Ingredients:

  • 2 large sweet potatoes, cubed into 1-inch pieces
  • 3 large carrots, sliced into 1/2-inch rounds
  • 1 red onion, cut into thick wedges
  • 1 can (15 oz) chickpeas, drained, rinsed, and patted bone-dry
  • 1 head of broccoli, cut into small florets
  • 3 tbsp cold-pressed extra virgin olive oil
  • 2 tbsp balsamic vinegar (no added sugar)
  • 1 tsp dried oregano
  • 1 tsp garlic powder
  • 1/2 tsp sea salt
  • 1/4 tsp cracked black pepper
  • 1/4 cup flat-leaf parsley, roughly chopped
  • 1/2 lemon, for zest and juice

Instructions:

  1. Preheat the oven to 200°C (about 400°F) and place your empty baking sheet inside. Note: A hot pan starts the searing process instantly.
  2. Peel and cube the 2 sweet potatoes and slice the 3 carrots. Ensure they are uniform in size.
  3. Drain the 15 oz can of chickpeas and roll them between two kitchen towels. Watch for them to lose their shine, which means they are dry.
  4. In a large bowl, whisk 3 tbsp olive oil, 2 tbsp balsamic, 1 tsp oregano, 1 tsp garlic powder, salt, and pepper.
  5. Toss the sweet potatoes, carrots, onions, and chickpeas in the bowl. Toss until they look glossy and fully coated.
  6. Carefully spread the mixture onto the hot baking sheet.
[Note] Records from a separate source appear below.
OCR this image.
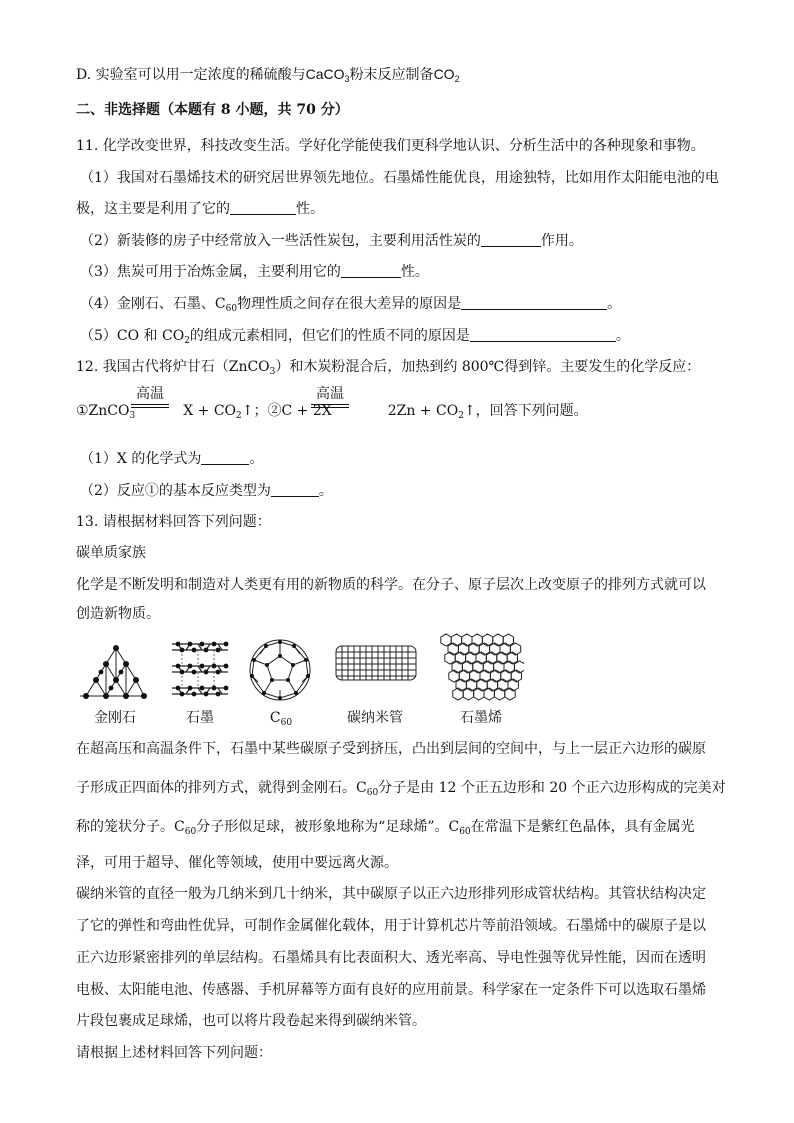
D. 实验室可以用一定浓度的稀硫酸与CaCO$_3$粉末反应制备$CO_2$
二、非选择题（本题有 8 小题，共 70 分）
11. 化学改变世界，科技改变生活。学好化学能使我们更科学地认识、分析生活中的各种现象和事物。
（1）我国对石墨烯技术的研究居世界领先地位。石墨烯性能优良，用途独特，比如用作太阳能电池的电
极，这主要是利用了它的	性。
（2）新装修的房子中经常放入一些活性炭包，主要利用活性炭的	作用。
（3）焦炭可用于冶炼金属，主要利用它的	性。
（4）金刚石、石墨、$C_{60}$物理性质之间存在很大差异的原因是	。
（5）CO 和 $CO_2$的组成元素相同，但它们的性质不同的原因是	。
12. 我国古代将炉甘石（ZnCO$_3$）和木炭粉混合后，加热到约 800℃得到锌。主要发生的化学反应：
①ZnCO$_3$	$X + CO_2↑$；②C + 2X	$2Zn + CO_2↑$，回答下列问题。
高温	高温
（1）X 的化学式为	。
（2）反应①的基本反应类型为	。
13. 请根据材料回答下列问题：
碳单质家族
化学是不断发明和制造对人类更有用的新物质的科学。在分子、原子层次上改变原子的排列方式就可以
创造新物质。
金刚石	石墨	$C_{60}$	碳纳米管	石墨烯
在超高压和高温条件下，石墨中某些碳原子受到挤压，凸出到层间的空间中，与上一层正六边形的碳原
子形成正四面体的排列方式，就得到金刚石。$C_{60}$分子是由 12 个正五边形和 20 个正六边形构成的完美对
称的笼状分子。$C_{60}$分子形似足球，被形象地称为“足球烯”。$C_{60}$在常温下是紫红色晶体，具有金属光
泽，可用于超导、催化等领域，使用中要远离火源。
碳纳米管的直径一般为几纳米到几十纳米，其中碳原子以正六边形排列形成管状结构。其管状结构决定
了它的弹性和弯曲性优异，可制作金属催化载体，用于计算机芯片等前沿领域。石墨烯中的碳原子是以
正六边形紧密排列的单层结构。石墨烯具有比表面积大、透光率高、导电性强等优异性能，因而在透明
电极、太阳能电池、传感器、手机屏幕等方面有良好的应用前景。科学家在一定条件下可以选取石墨烯
片段包裹成足球烯，也可以将片段卷起来得到碳纳米管。
请根据上述材料回答下列问题：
Roast for 20 minutes until the edges of the potatoes start to soften.
  7. While that cooks, toss your broccoli florets in the remaining dregs of the oil mixture in the bowl.
  8. At the 20 minute mark, pull the tray out and stir in the broccoli. Listen for a faint sizzle as the broccoli hits the hot oil.
  9. Return to the oven for another 15 minutes until the broccoli tips are charred and the chickpeas are crackling.
  10. Remove from the heat, zest the 1/2 lemon over the top, squeeze the juice, and shower with 1/4 cup chopped parsley.